A railroad car of mass 26500 kg is released from rest in a railway switchyard and rolls to the bottom of a slope Hi =8 m below its original height. At the low point, it collides with and sticks to another car of mass 20000 kg. The two cars roll together up another slope and climb up to a height Hf above the low point, where they come to a stop before rolling back. Ignore the effects of friction and calculate Hf in m.
To calculate the final height, Hf, we need to consider the conservation of mechanical energy. Since no external forces, such as friction, are acting on the system, the total mechanical energy of the system remains constant.

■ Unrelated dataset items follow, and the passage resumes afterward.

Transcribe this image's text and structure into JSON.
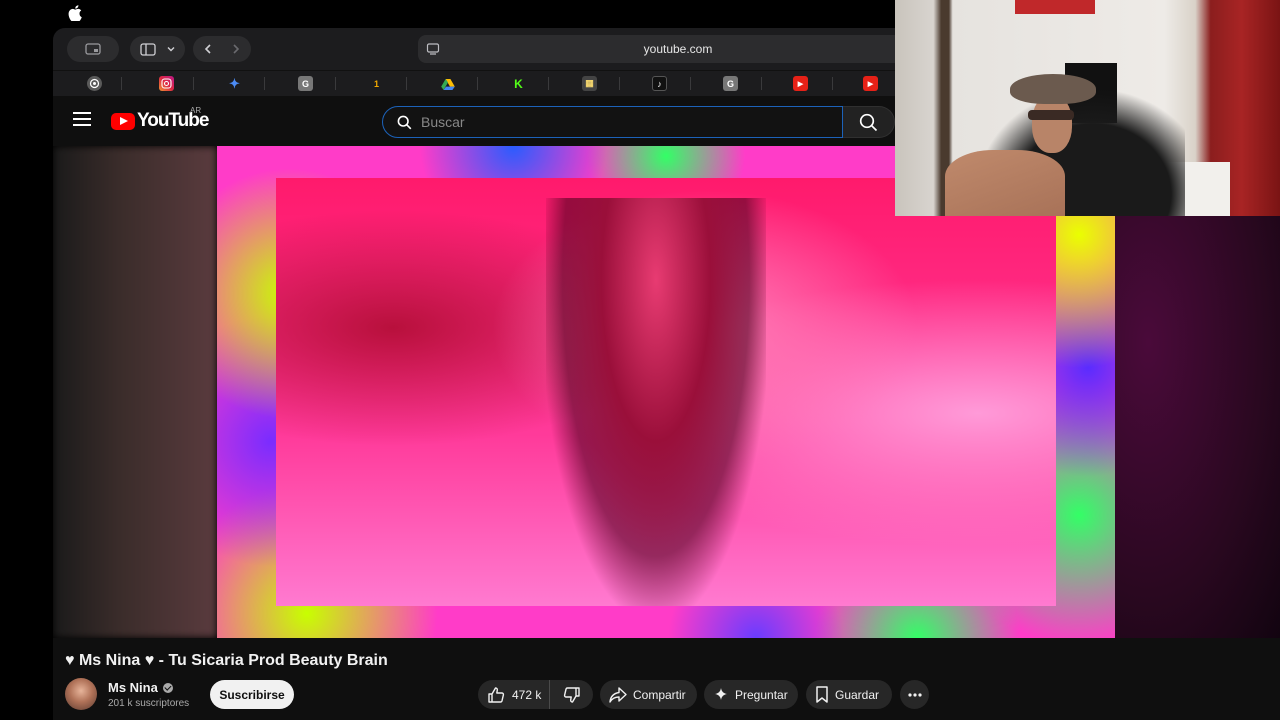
{
  "browser": {
    "url": "youtube.com",
    "favorites": [
      {
        "name": "chatgpt",
        "glyph": "",
        "color": "#5a5a5a"
      },
      {
        "name": "instagram",
        "glyph": "",
        "color": "#c13584"
      },
      {
        "name": "gemini",
        "glyph": "✦",
        "color": "#3b6fe0"
      },
      {
        "name": "google",
        "glyph": "G",
        "color": "#777777"
      },
      {
        "name": "app-1",
        "glyph": "1",
        "color": "#2a2a2a"
      },
      {
        "name": "drive",
        "glyph": "▲",
        "color": "#2a2a2a"
      },
      {
        "name": "kick",
        "glyph": "K",
        "color": "#2a2a2a"
      },
      {
        "name": "app-grid",
        "glyph": "▦",
        "color": "#2a2a2a"
      },
      {
        "name": "tiktok",
        "glyph": "♪",
        "color": "#111111"
      },
      {
        "name": "google-2",
        "glyph": "G",
        "color": "#777777"
      },
      {
        "name": "youtube",
        "glyph": "▶",
        "color": "#e62117"
      },
      {
        "name": "youtube-2",
        "glyph": "▶",
        "color": "#e62117"
      }
    ]
  },
  "youtube": {
    "logo_text": "YouTube",
    "region": "AR",
    "search_placeholder": "Buscar"
  },
  "video": {
    "title": "♥ Ms Nina ♥ - Tu Sicaria Prod Beauty Brain",
    "channel": "Ms Nina",
    "subscribers": "201 k suscriptores",
    "subscribe_label": "Suscribirse",
    "likes": "472 k",
    "share_label": "Compartir",
    "ask_label": "Preguntar",
    "save_label": "Guardar"
  },
  "colors": {
    "brand_red": "#ff0000",
    "search_focus": "#1c62b9",
    "background": "#0f0f0f"
  }
}
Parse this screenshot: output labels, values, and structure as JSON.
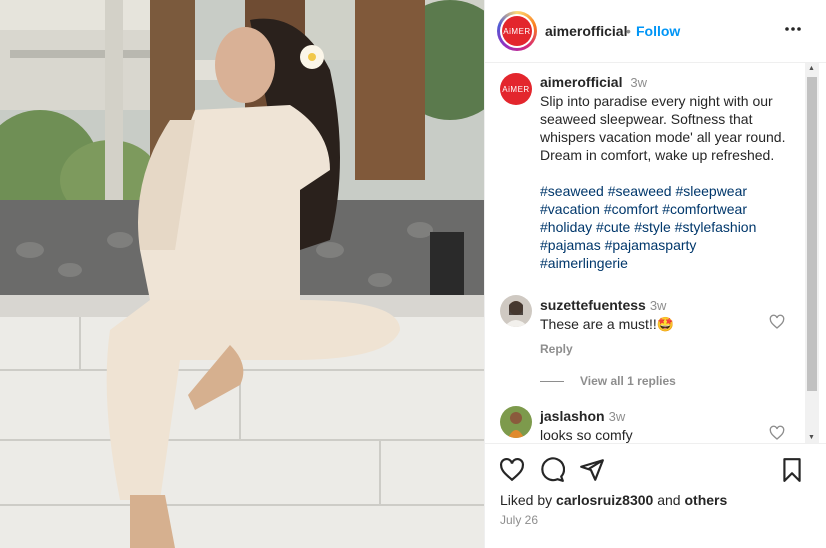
{
  "post": {
    "username": "aimerofficial",
    "dot": "•",
    "follow_label": "Follow",
    "brand_text": "AiMER",
    "caption_time": "3w",
    "caption_lines": [
      "Slip into paradise every night with our",
      "seaweed sleepwear. Softness that",
      "whispers vacation mode' all year round.",
      "Dream in comfort, wake up refreshed."
    ],
    "hashtags": [
      "#seaweed",
      "#seaweed",
      "#sleepwear",
      "#vacation",
      "#comfort",
      "#comfortwear",
      "#holiday",
      "#cute",
      "#style",
      "#stylefashion",
      "#pajamas",
      "#pajamasparty",
      "#aimerlingerie"
    ]
  },
  "comments": [
    {
      "user": "suzettefuentess",
      "time": "3w",
      "text": "These are a must!!",
      "emoji": "🤩",
      "reply_label": "Reply",
      "view_replies": "View all 1 replies"
    },
    {
      "user": "jaslashon",
      "time": "3w",
      "text": "looks so comfy"
    }
  ],
  "footer": {
    "liked_prefix": "Liked by",
    "liked_user": "carlosruiz8300",
    "liked_and": "and",
    "liked_others": "others",
    "date": "July 26"
  },
  "icons": [
    "more-icon",
    "heart-icon",
    "comment-icon",
    "share-icon",
    "bookmark-icon"
  ],
  "colors": {
    "accent": "#0095f6",
    "brand": "#e3262d",
    "hashtag": "#00376b",
    "muted": "#8e8e8e"
  }
}
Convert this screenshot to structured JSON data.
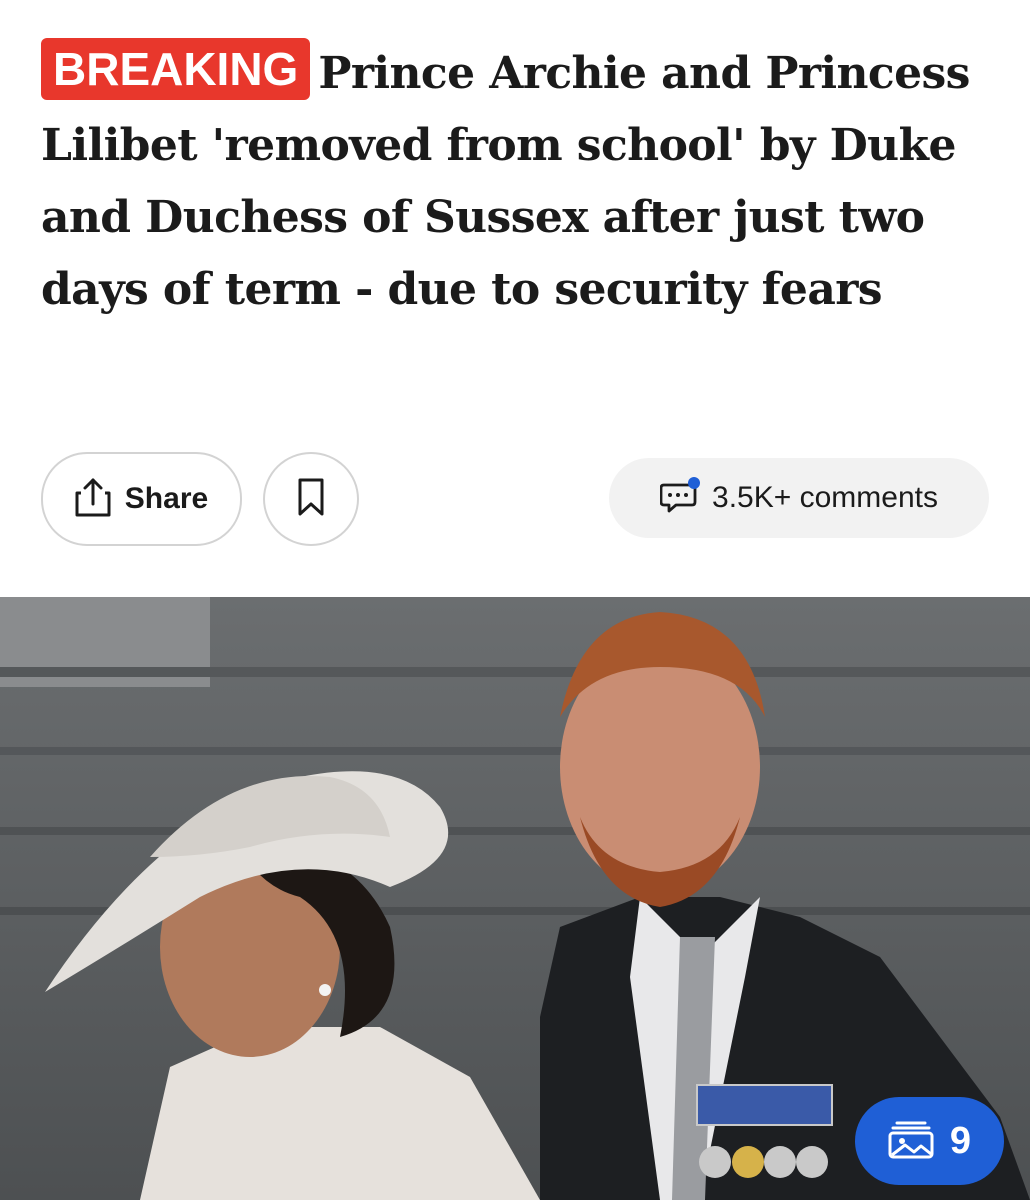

The total mechanical energy of the system is the sum of the potential energy (PE) and the kinetic energy (KE):
Initial mechanical energy (Ei) = PEi + KEi = m1 * g * Hi + 0
Final mechanical energy (Ef) = PEf + KEf = (m1 + m2) * g * Hf + 0
Since the two cars collide and stick together, their masses add up: m1 + m2 = 26500 kg + 20000 kg = 46500 kg
Since the two cars come to a stop at the final height Hf, the kinetic energy is zero:
KEf = 0
Using the principle of conservation of energy, we set the initial mechanical energy Ei equal to the final mechanical energy Ef:
m1 * g * Hi = (m1 + m2) * g * Hf
Simplifying the equation:
m1 * Hi = (m1 + m2) * Hf
Now we can plug in the given values:
26500 kg * 9.8 m/s^2 * 8 m = (26500 kg + 20000 kg) * Hf
Simplifying further:
2063600 N*m = 46500 kg * 9.8 m/s^2 * Hf
Solving for Hf:
Hf = 2063600 N*m / (46500 kg * 9.8 m/s^2)
Hf ≈ 4.34 m
Therefore, the final height Hf is approximately 4.34 meters.